From Lohan to Probst

But I’ve already said that gossip and high school culture isn’t the best metaphor for what’s going on. So what is? The TV show Survivor.

There are two ways to advance in Survivor. The easy way is to win competitions and gain immunity from being voted off the island. The other way is to not get voted off the island, which you do by getting people to like you, but not seeing you as a threat. 

This is where we are in our current culture. There is no more immunity so everyone is trying to be liked but not seen as a threat. (I should admit that I've never actually watched a full episode of Survivor.)

One of the most popular current comedians is Nate Bargatze. His secret? He never says anything offensive. Seriously, jump to the four minute mark in this bit he does about global warming. "Global warming, we gotta stop it. Or ... more of it? I don't really know which way we gotta go." He's gaining popularity because no one sees him as a threat. But if he ever works a political stance into a bit, watch the crabs come for him.

Civilization shrugged

This might explain our current cancel/accountability culture, but I’m still having trouble wrapping my head around Hoel’s point. He asserts that gossip is a “leveling mechanism” that has historically prevented, eg talented hunters from accruing too much power. These hunters are mocked and belittled by their peers and dragged back down into the bucket.

He then writes that civilization is a superstructure that levels leveling mechanisms. This seems to suggest that what allowed us to crawl out of the gossip trap and invent civilization was allowing individuals to accrue too much power. That’s some John Galt/Ayn Randianism shit right there.

If hunter/gatherer life is about tribes sharing the resources available (ie food), then agriculture/civilization is about increasing the amount of resources available and not sharing the new supply.

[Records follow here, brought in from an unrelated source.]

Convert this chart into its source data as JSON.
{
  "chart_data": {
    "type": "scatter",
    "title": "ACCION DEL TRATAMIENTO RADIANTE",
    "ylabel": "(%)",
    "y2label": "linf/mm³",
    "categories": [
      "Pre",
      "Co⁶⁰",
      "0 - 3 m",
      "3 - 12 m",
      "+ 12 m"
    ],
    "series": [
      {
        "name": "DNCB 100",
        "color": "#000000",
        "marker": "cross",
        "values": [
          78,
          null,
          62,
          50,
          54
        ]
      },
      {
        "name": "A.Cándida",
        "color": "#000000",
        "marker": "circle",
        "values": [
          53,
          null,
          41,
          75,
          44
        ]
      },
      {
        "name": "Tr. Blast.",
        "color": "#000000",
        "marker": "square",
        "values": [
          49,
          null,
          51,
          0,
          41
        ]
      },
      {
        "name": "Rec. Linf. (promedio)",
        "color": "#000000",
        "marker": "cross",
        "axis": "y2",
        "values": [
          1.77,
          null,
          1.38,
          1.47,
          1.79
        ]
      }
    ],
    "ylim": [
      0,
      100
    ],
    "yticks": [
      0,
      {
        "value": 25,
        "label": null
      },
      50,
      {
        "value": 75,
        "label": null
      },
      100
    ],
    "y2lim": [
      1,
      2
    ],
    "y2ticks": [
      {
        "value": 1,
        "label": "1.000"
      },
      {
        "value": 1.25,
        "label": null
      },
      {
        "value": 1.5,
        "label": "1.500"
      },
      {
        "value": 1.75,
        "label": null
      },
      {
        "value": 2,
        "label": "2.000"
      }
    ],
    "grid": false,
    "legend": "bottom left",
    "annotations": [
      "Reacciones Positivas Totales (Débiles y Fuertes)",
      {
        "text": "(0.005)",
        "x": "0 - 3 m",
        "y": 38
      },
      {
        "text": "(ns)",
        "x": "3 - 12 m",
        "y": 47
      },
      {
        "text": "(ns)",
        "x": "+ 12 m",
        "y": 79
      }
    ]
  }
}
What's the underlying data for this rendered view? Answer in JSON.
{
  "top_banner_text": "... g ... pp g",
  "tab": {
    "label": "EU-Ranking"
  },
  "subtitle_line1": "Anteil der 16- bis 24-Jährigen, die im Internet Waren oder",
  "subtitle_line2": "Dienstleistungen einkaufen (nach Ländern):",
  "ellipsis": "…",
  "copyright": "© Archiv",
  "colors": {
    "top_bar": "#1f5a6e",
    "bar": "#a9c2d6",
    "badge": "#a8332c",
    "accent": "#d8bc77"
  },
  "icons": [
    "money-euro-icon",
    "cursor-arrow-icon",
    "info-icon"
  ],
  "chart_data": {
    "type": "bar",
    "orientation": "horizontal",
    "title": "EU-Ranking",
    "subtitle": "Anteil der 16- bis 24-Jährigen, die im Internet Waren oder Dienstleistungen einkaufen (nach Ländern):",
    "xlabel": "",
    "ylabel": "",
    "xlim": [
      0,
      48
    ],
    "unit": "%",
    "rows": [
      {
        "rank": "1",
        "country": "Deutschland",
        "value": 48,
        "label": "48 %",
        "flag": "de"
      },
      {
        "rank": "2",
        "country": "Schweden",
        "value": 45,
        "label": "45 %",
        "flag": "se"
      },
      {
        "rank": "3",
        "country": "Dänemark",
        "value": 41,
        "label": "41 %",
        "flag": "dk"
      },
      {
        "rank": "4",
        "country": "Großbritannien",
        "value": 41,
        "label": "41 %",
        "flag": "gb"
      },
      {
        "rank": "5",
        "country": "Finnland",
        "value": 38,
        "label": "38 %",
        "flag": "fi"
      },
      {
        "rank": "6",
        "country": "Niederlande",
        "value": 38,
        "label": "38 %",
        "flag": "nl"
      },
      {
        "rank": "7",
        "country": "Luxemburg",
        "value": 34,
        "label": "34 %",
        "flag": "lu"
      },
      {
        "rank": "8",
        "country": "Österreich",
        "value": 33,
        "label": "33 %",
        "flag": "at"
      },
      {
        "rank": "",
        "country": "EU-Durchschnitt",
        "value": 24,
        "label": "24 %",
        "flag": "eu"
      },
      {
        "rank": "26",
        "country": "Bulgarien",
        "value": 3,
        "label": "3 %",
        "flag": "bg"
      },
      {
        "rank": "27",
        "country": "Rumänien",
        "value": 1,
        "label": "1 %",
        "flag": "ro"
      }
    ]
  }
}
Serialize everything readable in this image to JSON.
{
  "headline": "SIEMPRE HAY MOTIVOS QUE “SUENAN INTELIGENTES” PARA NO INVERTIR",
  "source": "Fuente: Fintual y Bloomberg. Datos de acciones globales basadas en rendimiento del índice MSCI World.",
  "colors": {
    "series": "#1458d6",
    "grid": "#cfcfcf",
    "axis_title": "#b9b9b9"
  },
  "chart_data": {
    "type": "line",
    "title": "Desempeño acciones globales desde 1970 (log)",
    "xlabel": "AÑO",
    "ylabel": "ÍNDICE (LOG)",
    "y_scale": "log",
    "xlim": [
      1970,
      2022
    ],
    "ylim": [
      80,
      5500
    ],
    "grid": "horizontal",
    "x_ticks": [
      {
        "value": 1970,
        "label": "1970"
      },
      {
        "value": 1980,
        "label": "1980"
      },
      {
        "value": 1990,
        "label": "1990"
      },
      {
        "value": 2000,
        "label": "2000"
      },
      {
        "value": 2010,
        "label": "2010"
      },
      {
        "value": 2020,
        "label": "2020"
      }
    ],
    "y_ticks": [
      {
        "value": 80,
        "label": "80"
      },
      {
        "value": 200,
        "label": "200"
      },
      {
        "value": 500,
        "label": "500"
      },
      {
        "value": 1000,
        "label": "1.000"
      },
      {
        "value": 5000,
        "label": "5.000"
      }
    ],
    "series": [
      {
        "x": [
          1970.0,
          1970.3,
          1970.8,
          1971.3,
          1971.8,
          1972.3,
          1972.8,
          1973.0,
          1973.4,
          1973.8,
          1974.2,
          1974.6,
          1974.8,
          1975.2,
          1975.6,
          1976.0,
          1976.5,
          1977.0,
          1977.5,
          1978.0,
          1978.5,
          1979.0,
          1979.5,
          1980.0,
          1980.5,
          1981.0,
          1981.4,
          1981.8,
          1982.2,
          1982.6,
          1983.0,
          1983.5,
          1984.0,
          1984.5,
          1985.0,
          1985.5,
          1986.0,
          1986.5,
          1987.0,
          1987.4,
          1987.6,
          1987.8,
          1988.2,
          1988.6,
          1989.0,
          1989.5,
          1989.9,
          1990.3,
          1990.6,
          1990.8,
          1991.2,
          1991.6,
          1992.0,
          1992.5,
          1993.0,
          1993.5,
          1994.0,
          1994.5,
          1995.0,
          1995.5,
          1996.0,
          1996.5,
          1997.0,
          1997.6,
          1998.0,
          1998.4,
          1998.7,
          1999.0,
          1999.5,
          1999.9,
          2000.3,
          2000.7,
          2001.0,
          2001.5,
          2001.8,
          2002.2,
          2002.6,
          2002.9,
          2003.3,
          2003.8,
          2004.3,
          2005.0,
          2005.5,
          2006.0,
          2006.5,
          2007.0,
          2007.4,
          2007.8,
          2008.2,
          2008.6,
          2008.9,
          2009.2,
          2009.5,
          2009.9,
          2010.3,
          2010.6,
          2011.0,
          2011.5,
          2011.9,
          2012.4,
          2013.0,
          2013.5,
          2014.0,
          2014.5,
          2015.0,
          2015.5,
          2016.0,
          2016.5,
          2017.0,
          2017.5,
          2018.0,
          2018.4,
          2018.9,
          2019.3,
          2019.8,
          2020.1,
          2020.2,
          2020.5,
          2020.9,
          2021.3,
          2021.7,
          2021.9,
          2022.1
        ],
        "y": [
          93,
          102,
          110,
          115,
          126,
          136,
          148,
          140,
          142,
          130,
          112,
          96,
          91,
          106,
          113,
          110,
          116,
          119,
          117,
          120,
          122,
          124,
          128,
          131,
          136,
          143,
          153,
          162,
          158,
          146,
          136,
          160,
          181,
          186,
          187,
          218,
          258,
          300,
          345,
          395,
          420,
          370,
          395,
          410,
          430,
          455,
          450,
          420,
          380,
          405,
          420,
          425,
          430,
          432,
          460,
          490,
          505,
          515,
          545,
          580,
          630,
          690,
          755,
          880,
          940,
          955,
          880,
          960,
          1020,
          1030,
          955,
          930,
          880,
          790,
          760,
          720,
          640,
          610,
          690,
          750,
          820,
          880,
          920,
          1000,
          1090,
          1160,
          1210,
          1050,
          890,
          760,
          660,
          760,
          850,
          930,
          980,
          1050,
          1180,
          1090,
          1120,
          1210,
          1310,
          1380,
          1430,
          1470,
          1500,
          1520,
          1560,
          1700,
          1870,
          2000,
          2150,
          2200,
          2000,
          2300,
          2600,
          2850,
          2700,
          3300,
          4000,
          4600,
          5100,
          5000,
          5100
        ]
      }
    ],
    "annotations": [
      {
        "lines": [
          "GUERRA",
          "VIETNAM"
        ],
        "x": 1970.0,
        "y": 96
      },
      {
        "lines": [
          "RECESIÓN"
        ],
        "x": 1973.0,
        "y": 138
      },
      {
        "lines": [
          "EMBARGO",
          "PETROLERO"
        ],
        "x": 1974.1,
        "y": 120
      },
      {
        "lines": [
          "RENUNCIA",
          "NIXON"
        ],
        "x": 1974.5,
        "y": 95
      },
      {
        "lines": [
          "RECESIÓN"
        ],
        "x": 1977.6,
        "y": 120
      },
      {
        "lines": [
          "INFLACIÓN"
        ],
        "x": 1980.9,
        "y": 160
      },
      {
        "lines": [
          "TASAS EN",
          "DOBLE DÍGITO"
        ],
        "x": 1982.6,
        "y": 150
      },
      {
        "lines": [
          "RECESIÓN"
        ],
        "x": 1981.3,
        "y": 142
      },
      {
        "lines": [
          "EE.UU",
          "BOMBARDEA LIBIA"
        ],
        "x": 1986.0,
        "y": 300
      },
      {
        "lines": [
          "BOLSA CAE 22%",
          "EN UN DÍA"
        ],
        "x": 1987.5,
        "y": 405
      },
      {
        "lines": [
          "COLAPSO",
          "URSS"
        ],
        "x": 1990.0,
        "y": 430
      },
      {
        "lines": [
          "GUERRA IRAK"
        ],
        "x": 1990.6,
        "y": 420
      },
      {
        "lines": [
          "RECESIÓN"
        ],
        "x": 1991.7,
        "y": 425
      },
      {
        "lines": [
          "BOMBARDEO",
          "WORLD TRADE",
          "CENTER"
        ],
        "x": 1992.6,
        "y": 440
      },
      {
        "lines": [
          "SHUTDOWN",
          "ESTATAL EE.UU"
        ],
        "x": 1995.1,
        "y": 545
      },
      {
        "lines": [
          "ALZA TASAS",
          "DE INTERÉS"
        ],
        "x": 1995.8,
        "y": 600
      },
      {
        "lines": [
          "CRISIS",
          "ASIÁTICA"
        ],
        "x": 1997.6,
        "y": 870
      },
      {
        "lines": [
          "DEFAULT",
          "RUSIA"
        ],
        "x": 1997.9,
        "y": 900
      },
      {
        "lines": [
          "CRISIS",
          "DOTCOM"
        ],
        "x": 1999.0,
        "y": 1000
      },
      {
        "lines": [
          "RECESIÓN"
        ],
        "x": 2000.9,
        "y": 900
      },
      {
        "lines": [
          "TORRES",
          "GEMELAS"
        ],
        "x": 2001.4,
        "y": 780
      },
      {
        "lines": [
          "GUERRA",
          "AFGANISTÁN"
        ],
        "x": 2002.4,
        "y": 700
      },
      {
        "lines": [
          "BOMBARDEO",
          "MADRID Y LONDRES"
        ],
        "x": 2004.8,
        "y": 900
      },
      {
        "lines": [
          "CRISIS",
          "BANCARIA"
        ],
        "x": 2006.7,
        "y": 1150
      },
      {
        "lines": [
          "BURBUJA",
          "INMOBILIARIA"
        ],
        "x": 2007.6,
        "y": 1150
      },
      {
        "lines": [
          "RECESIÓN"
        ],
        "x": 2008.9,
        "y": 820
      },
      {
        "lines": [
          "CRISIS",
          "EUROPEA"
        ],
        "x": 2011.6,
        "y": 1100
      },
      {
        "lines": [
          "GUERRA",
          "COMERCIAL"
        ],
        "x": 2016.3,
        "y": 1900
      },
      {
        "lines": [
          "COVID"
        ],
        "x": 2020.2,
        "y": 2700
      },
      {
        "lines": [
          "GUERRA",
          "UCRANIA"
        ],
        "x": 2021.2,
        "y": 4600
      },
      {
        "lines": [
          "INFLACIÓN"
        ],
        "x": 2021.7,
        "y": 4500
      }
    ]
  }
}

If this is true, then the libertarian mantra “the most common human trait isn’t greed, it’s envy” might be right. Capitalism isn’t about greedy powerful men exploiting poor workers and squirreling away resources for themselves. It’s about, well, greedy powerful men creating new resources and not sharing them as the rest of us look on with envy.

A Way Out?

So what would a superstructure that allows for creative risks and protects reputation look like? It might be Ontario's Human Rights Code. If you've been following any of the culture wars lately you may have read about a transgender teacher teaching a class while wearing large prosthetic breasts with protruding nipples. The school board has defended her right to do so, as she is protected by the law.

As far as freedom of expression goes, this example is a weird hill to die on. But in our current cancel/accountability culture, the fact that this unpopular personal decision is allowed to take place is proof that we can still create structures to climb out of the gossip trap.

Steelman Time

This seems to apply for comedy and movies, but not TV. We are in the golden age of television where creativity doesn’t seem to be a problem. So I think the gossip trap only applies to individuals who gain too much prestige. And the fact that I’m resistant to starting a new book or TV series might have more to do with the paradox of choice than some “end of culture” phenomenon.

But we'll wait and see. Maybe writers and producers have been around long enough to build up a reputation that immunizes them against cancellation. We'll have to see if the creativity stagnates with the next generation of writers and directors. 

But for now this is the best explanation I can come up with for the current culture war.